In recent years the development of radioimmunotherapy has led to increasingly targeted cancer therapies that combine antibodies pinpointing specific physiological processes of the cancer and medical isotopes that deliver a dose of radiation to the cancer tissue. Pretargeted radioimmunotherapy takes this a step further by breaking the therapy into two phases. In the first phase, an antibody is infused that recognizes both an antigen from the tumor and the building blocks of proteins that serve as a vehicle for the radioisotope. When the antibody has cleared the rest of the patient’s system, leaving only the tumor-bound antibody, a second phase is administered in the form of an injected small protein labeled with the medical isotope. The drug binds with the already tumor-bound antibody and delivers the radiation dose. The fraction of the drug that is not bound is quickly cleared from the rest of the body by the kidneys and out through the urine.

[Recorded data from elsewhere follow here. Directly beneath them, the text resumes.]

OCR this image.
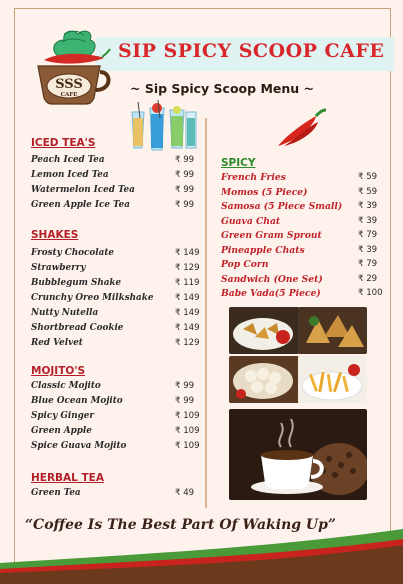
SIP SPICY SCOOP CAFE
SSS
CAFE	~ Sip Spicy Scoop Menu ~
ICED TEA'S
Peach Iced Tea	₹ 99
Lemon Iced Tea	₹ 99
Watermelon Iced Tea	₹ 99
Green Apple Ice Tea	₹ 99
SHAKES
Frosty Chocolate	₹ 149
Strawberry	₹ 129
Bubblegum Shake	₹ 119
Crunchy Oreo Milkshake	₹ 149
Nutty Nutella	₹ 149
Shortbread Cookie	₹ 149
Red Velvet	₹ 129
MOJITO'S
Classic Mojito	₹ 99
Blue Ocean Mojito	₹ 99
Spicy Ginger	₹ 109
Green Apple	₹ 109
Spice Guava Mojito	₹ 109
HERBAL TEA
Green Tea	₹ 49
SPICY
French Fries	₹ 59
Momos (5 Piece)	₹ 59
Samosa (5 Piece Small) ₹ 39
Guava Chat	₹ 39
Green Gram Sprout	₹ 79
Pineapple Chats	₹ 39
Pop Corn	₹ 79
Sandwich (One Set)	₹ 29
Babe Vada(5 Piece)	₹ 100
“Coffee Is The Best Part Of Waking Up”
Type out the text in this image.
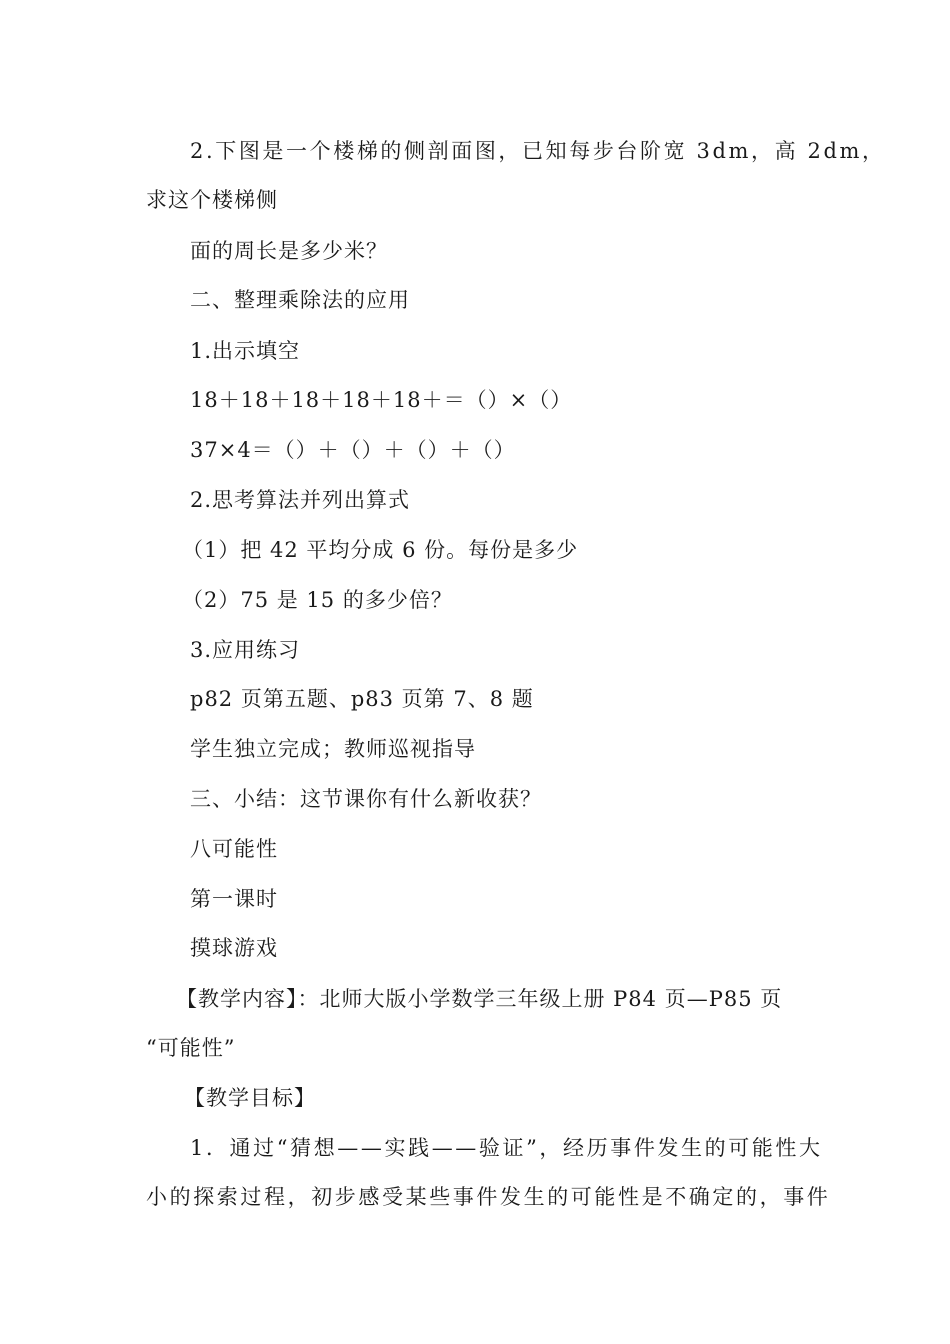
2.下图是一个楼梯的侧剖面图，已知每步台阶宽 3dm，高 2dm，
求这个楼梯侧
面的周长是多少米？
二、整理乘除法的应用
1.出示填空
18＋18＋18＋18＋18＋＝（）×（）
37×4＝（）＋（）＋（）＋（）
2.思考算法并列出算式
（1）把 42 平均分成 6 份。每份是多少
（2）75 是 15 的多少倍？
3.应用练习
p82 页第五题、p83 页第 7、8 题
学生独立完成；教师巡视指导
三、小结：这节课你有什么新收获？
八可能性
第一课时
摸球游戏
【教学内容】：北师大版小学数学三年级上册 P84 页—P85 页
“可能性”
【教学目标】
1．通过“猜想——实践——验证”，经历事件发生的可能性大
小的探索过程，初步感受某些事件发生的可能性是不确定的，事件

The objective of this study — the first of its kind to treat patients with metastatic, or spreading, colorectal cancer with pretargeted radioimmunotherapy — was to improve patients’ prognosis without compromising their quality of life. It is conducted in collaboration with Garden State Cancer Center, Belleville, Immunomedics Inc. (NASDAQ: IMMU) and IBC Pharmaceuticals Inc. of Morris Plains, N.J., developers of the pretargeting mechanism and reagents.
First, patients were administered a test-cycle to map the path and predict the radiation dose of the subsequent therapy injection. The antibody, TF2, was infused followed by the small protein, IMP288, carrying a non-therapeutic isotope, 111In, which was measured by whole-body planar and single photon emission computed tomography imaging. Patients were then administered TF2 again, and the therapeutic isotope and agent 177Lu-IMP288. Research showed effective targeting of tumors and minimal healthy tissue damage, which could lead the way for further studies with higher or multiple dosing strategies and greater targeting of cancer tissue.